MillenniumPost
Business

Adani secures landmark JCR Ratings for its 3 cos, opens door to Japan’s long-term capital

Adani secures landmark JCR Ratings for its 3 cos, opens door to Japan’s long-term capital
X

New Delhi: The Adani Group has secured long-term foreign currency credit ratings from Japan Credit Rating Agency (JCR) for three of its companies, a development that could open the door to wider access to Japan’s deep debt markets as the conglomerate scales up its global expansion.

In a statement on Friday, the group said JCR, one of Japan’s leading rating agencies, has assigned ratings with a stable outlook to Adani Ports & SEZ (APSEZ), Adani Green Energy Ltd (AGEL) and Adani Energy Solutions Ltd (AESL).

APSEZ was rated A- (Stable), while AGEL and AESL received BBB+ (Stable), in line with India’s sovereign rating. The A- rating for APSEZ is a rare achievement for an Indian corporate, placing it among a small set of companies such as Reliance Industries, TCS and Larsen & Toubro that have breached the sovereign threshold in global ratings.

“These landmark ratings reflect our disciplined financial management, strengthening balance sheets and consistent execution across businesses. They reaffirm the resilience of our diversified infrastructure platform and the confidence global investors place in our long-term strategy,” said Jugeshinder Singh, Group CFO, Adani Group.

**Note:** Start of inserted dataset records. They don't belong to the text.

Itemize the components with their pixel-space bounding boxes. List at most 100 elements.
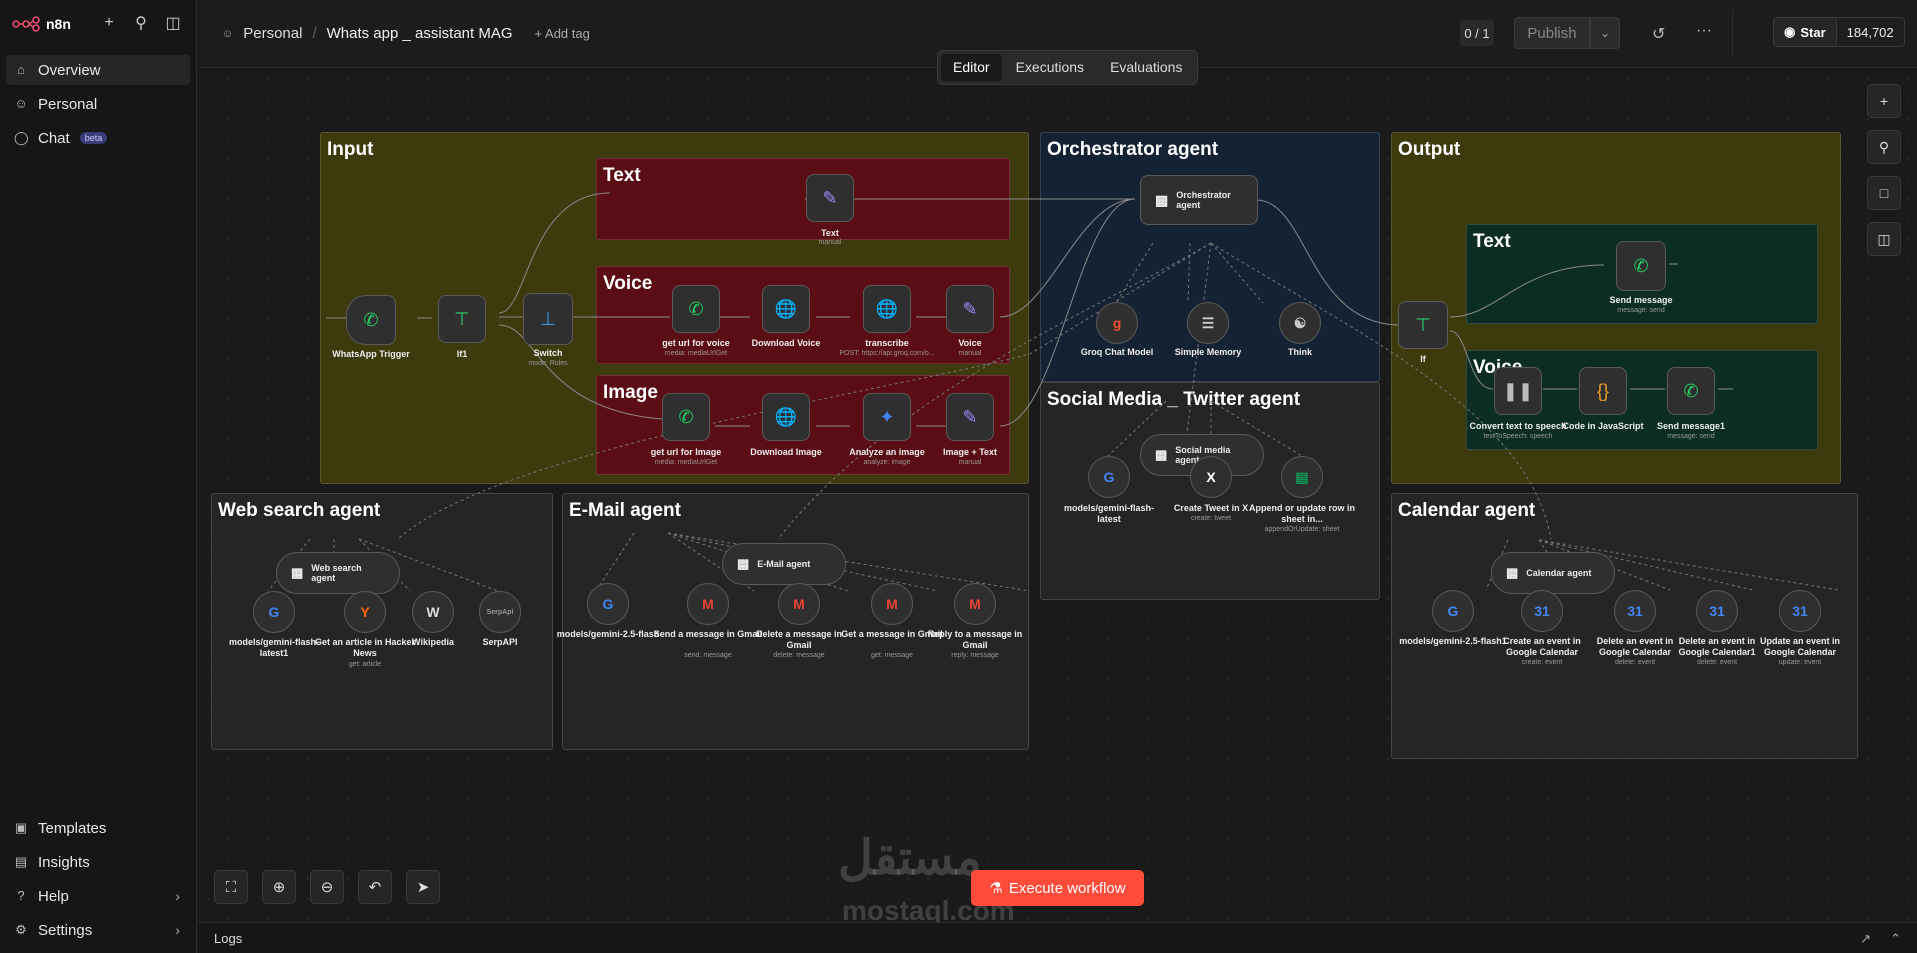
tab-executions[interactable]: Executions [1004,54,1096,81]
hacker-news-icon: Y [360,604,370,620]
sidebar-item-chat[interactable]: ◯ Chat beta [6,123,190,153]
logs-panel[interactable]: Logs ↗ ⌃ [198,922,1917,953]
node-subtitle: mode: Rules [528,360,568,367]
divider [1732,10,1733,58]
sheet-node[interactable]: ▤ [1281,456,1323,498]
whatsapp-icon: ✆ [1633,255,1649,276]
calendar-model-node[interactable]: G [1432,590,1474,632]
github-star-button[interactable]: ◉ Star 184,702 [1773,17,1905,47]
text-node[interactable]: ✎ [806,174,854,222]
logo[interactable]: n8n [12,12,71,36]
if-node[interactable]: ⊤ [1398,301,1448,349]
fit-view-icon[interactable]: ⛶ [214,870,248,904]
switch-node[interactable]: ⊥ [523,293,573,345]
hacker-news-node[interactable]: Y [344,591,386,633]
robot-icon: ▩ [737,556,750,571]
robot-icon: ▩ [1506,565,1519,580]
simple-memory-node[interactable]: ☰ [1187,302,1229,344]
download-voice-node[interactable]: 🌐 [762,285,810,333]
code-js-node[interactable]: {} [1579,367,1627,415]
email-agent-node[interactable]: ▩ E-Mail agent [722,543,846,585]
sidebar-item-personal[interactable]: ☺ Personal [6,89,190,119]
execute-workflow-button[interactable]: ⚗ Execute workflow [971,870,1144,906]
serpapi-node[interactable]: SerpApi [479,591,521,633]
node-subtitle: message: send [1667,433,1715,440]
chart-icon: ▤ [14,854,28,869]
sidebar-item-templates[interactable]: ▣ Templates [6,813,190,843]
search-icon[interactable]: ⚲ [132,14,150,32]
voice-node[interactable]: ✎ [946,285,994,333]
brain-icon: ☯ [1293,314,1307,331]
gmail-send-node[interactable]: M [687,583,729,625]
node-label: Reply to a message in Gmail [927,629,1023,650]
web-model-node[interactable]: G [253,591,295,633]
gmail-reply-node[interactable]: M [954,583,996,625]
tweet-node[interactable]: X [1190,456,1232,498]
sticky-note-icon[interactable]: □ [1867,176,1901,210]
toggle-sidebar-icon[interactable]: ◫ [164,14,182,32]
cal-delete-node[interactable]: 31 [1614,590,1656,632]
chevron-up-icon[interactable]: ⌃ [1890,931,1901,947]
publish-button[interactable]: Publish [1514,17,1590,49]
templates-icon: ▣ [14,820,28,835]
pop-out-icon[interactable]: ↗ [1860,931,1871,947]
calendar-icon: 31 [1709,603,1725,619]
home-icon: ⌂ [17,62,25,77]
sidebar-item-overview[interactable]: ⌂ Overview [6,55,190,85]
think-node[interactable]: ☯ [1279,302,1321,344]
gmail-delete-node[interactable]: M [778,583,820,625]
zoom-in-icon[interactable]: ⊕ [262,870,296,904]
canvas-right-toolbar: + ⚲ □ ◫ [1867,84,1901,256]
github-star-label: Star [1800,24,1826,40]
x-icon: X [1206,469,1216,485]
cal-create-node[interactable]: 31 [1521,590,1563,632]
cal-delete1-node[interactable]: 31 [1696,590,1738,632]
whatsapp-trigger-node[interactable]: ✆ [346,295,396,345]
more-icon[interactable]: ··· [1696,22,1712,40]
social-model-node[interactable]: G [1088,456,1130,498]
chevron-down-icon[interactable]: ⌄ [1590,17,1620,49]
groq-model-node[interactable]: g [1096,302,1138,344]
get-url-voice-node[interactable]: ✆ [672,285,720,333]
transcribe-node[interactable]: 🌐 [863,285,911,333]
orchestrator-agent-node[interactable]: ▩ Orchestrator agent [1140,175,1258,225]
if1-node[interactable]: ⊤ [438,295,486,343]
gmail-get-node[interactable]: M [871,583,913,625]
node-label: Switch [533,348,563,358]
download-image-node[interactable]: 🌐 [762,393,810,441]
panel-icon[interactable]: ◫ [1867,222,1901,256]
undo-icon[interactable]: ↶ [358,870,392,904]
image-text-node[interactable]: ✎ [946,393,994,441]
email-model-node[interactable]: G [587,583,629,625]
tts-node[interactable]: ❚❚ [1494,367,1542,415]
add-tag-button[interactable]: + Add tag [535,26,590,41]
add-node-icon[interactable]: + [1867,84,1901,118]
send-message-node[interactable]: ✆ [1616,241,1666,291]
sidebar-item-label: Templates [38,819,107,837]
robot-icon: ▩ [1155,191,1169,208]
cal-update-node[interactable]: 31 [1779,590,1821,632]
search-icon[interactable]: ⚲ [1867,130,1901,164]
get-url-image-node[interactable]: ✆ [662,393,710,441]
analyze-image-node[interactable]: ✦ [863,393,911,441]
sidebar-item-insights[interactable]: ▤ Insights [6,847,190,877]
sidebar-item-settings[interactable]: ⚙ Settings › [6,915,190,945]
history-icon[interactable]: ↺ [1652,24,1665,44]
calendar-agent-node[interactable]: ▩ Calendar agent [1491,552,1615,594]
web-search-agent-node[interactable]: ▩ Web search agent [276,552,400,594]
chevron-right-icon: › [175,888,180,904]
add-icon[interactable]: + [100,14,118,32]
node-label: Append or update row in sheet in... [1249,503,1355,524]
tab-editor[interactable]: Editor [941,54,1002,81]
node-subtitle: update: event [1778,659,1822,666]
node-label: Download Image [750,447,822,457]
workflow-canvas[interactable]: Input Text Voice Image Orchestrator agen… [198,69,1917,921]
tab-evaluations[interactable]: Evaluations [1098,54,1194,81]
breadcrumb-project[interactable]: Personal [243,25,302,42]
send-message1-node[interactable]: ✆ [1667,367,1715,415]
zoom-out-icon[interactable]: ⊖ [310,870,344,904]
tidy-up-icon[interactable]: ➤ [406,870,440,904]
sidebar-item-help[interactable]: ? Help › [6,881,190,911]
wikipedia-node[interactable]: W [412,591,454,633]
workflow-title[interactable]: Whats app _ assistant MAG [327,25,513,42]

JCR highlighted APSEZ’s stable cash flows from long-term concessions, strong operating capabilities and prudent financial policies, noting that the rating is constrained only by India’s country ceiling.

The company operates 15 ports in India and four overseas, handling nearly 30 per cent of the country’s cargo and about half of container volumes. Its EBITDA rose from Rs 7,566 crore in FY20 to Rs 19,025 crore in FY25, while net debt to EBITDA stood at a conservative 1.8x.

AGEL, India’s largest renewable energy independent power producer, operates 16.7 GW of capacity across 12 states, with over 90 per cent of EBITDA derived from renewables. Its EBITDA increased from Rs 1,855 crore in FY20 to Rs 10,532 crore in FY25, supported by long-term power purchase agreements and efficient operations.

AESL, which focuses on power transmission, distribution, smart metering and cooling, has expanded its network to 26,705 ckm of transmission lines and a 7.37 million smart meter portfolio. EBITDA grew from Rs 4,532 crore in FY20 to Rs 7,747 crore in FY25, aided by a diversified funding base and a $1 billion equity raise.

The ratings could broaden Adani’s access to Japanese institutional investors, complementing existing relationships with banks like MUFG & Mizuho. Japan’s long-tenor infrastructure-focused debt market offers a strong match for Adani’s capital-intensive businesses.